Catalyst loss events experienced while bringing the FCC online after a shutdown are troublesome as they can add significant cost and delay to the startup. Because the main air blower is run close to design conditions throughout the startup, losses are more frequently observed from the reactor side.  

Prior to feed-in, it’s difficult to maintain sufficient velocity in the reactor cyclones for effective retention of the catalyst. However, some steam must be kept flowing to the distributors on the reactor side to keep them clear of catalyst, provide a steam purge through the reactor system and to circulate the catalyst during the reactor heat-up phase. These steam flows are generally minimized to reduce the amount of catalyst carried to the cyclones, which will typically not be efficient until after feed-in. 

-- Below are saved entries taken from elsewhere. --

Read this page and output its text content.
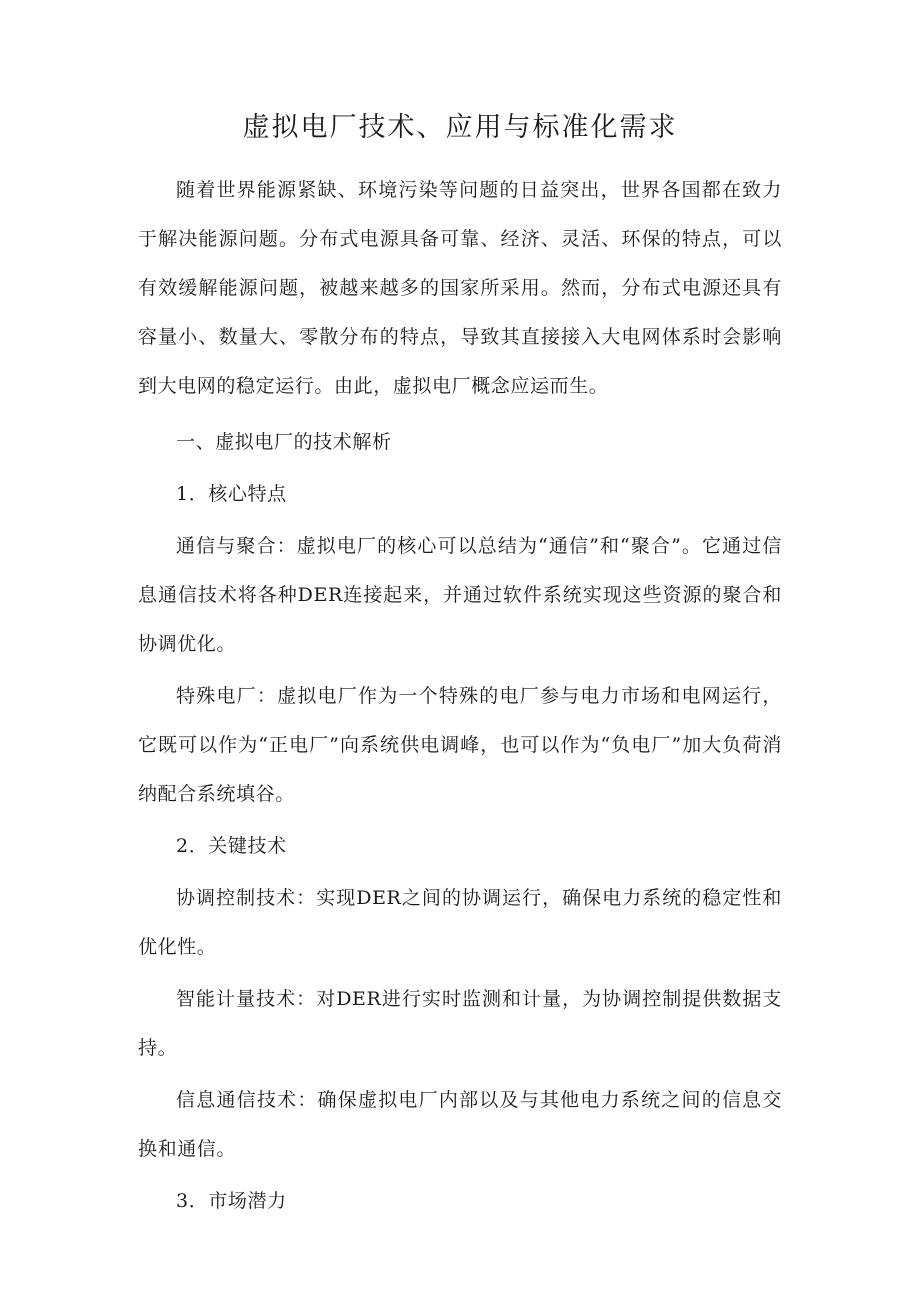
虚拟电厂技术、应用与标准化需求

随着世界能源紧缺、环境污染等问题的日益突出，世界各国都在致力于解决能源问题。分布式电源具备可靠、经济、灵活、环保的特点，可以有效缓解能源问题，被越来越多的国家所采用。然而，分布式电源还具有容量小、数量大、零散分布的特点，导致其直接接入大电网体系时会影响到大电网的稳定运行。由此，虚拟电厂概念应运而生。

一、虚拟电厂的技术解析

1．核心特点

通信与聚合：虚拟电厂的核心可以总结为“通信”和“聚合”。它通过信息通信技术将各种DER连接起来，并通过软件系统实现这些资源的聚合和协调优化。

特殊电厂：虚拟电厂作为一个特殊的电厂参与电力市场和电网运行，它既可以作为“正电厂”向系统供电调峰，也可以作为“负电厂”加大负荷消纳配合系统填谷。

2．关键技术

协调控制技术：实现DER之间的协调运行，确保电力系统的稳定性和优化性。

智能计量技术：对DER进行实时监测和计量，为协调控制提供数据支持。

信息通信技术：确保虚拟电厂内部以及与其他电力系统之间的信息交换和通信。

3．市场潜力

Developing a steam plan for use during startup can help mitigate problems. For each steam distributor, the exit velocity and nozzle delta P are calculated to ensure they are within design conditions. Additionally, riser, stripper and cyclone velocities are also calculated. These calculations are done for each of several conditions during the startup, and adjustments are made as the unit heats up. It’s a good idea to consider the starting conditions, the status of the wet gas compressor, the removal of the main column blind, the presence of catalyst in the system, the heat up phase of the reactor and the increase in charge rate as you move from feed-in to a design condition hold (typically 60% of the design feed rate).  

During the startup, some small amount of catalyst is circulated between the regenerator and reactor to heat up the reactor in a controlled fashion. This can be done continuously or via a batch method, depending on unit configuration. The catalyst flow rate required to heat the reactor is much less than typically seen on an operating FCC, and as such, the flux of catalyst in the cyclone diplegs, stripper and standpipes is much lower than normal. The lower flux rate can cause local de-fluidization of catalyst. This can go unnoticed until after feed-in when the circulation rate increases dramatically. Monitoring temperature profile in the reactor, stripper and if available, cyclones is a good way to catch de-fluidization before feed-in. Stopping circulation, lowering the reactor level to minimum, then restarting circulation and re-inventorying the reactor immediately prior to feed-in can help give the cyclone diplegs time to drain and the stripper a chance to re-fluidize.  

Many times, during startup, while the level instrumentation is not yet operating properly, catalyst is being loaded to the system and moved between vessels. As a result, it’s difficult to monitor the exact catalyst inventory. If you suspect you may have a loss problem, pause the start-up until you’ve identified the trouble area. Continuing with feed-in can make a small problem into a much bigger issue.  

Working closely with experienced operations staff, technical services and your process licensor to develop startup procedures that address your specific unit, along with incorporating lessons learned from previous startup attempts will help prevent catalyst losses and other unit upsets during startup.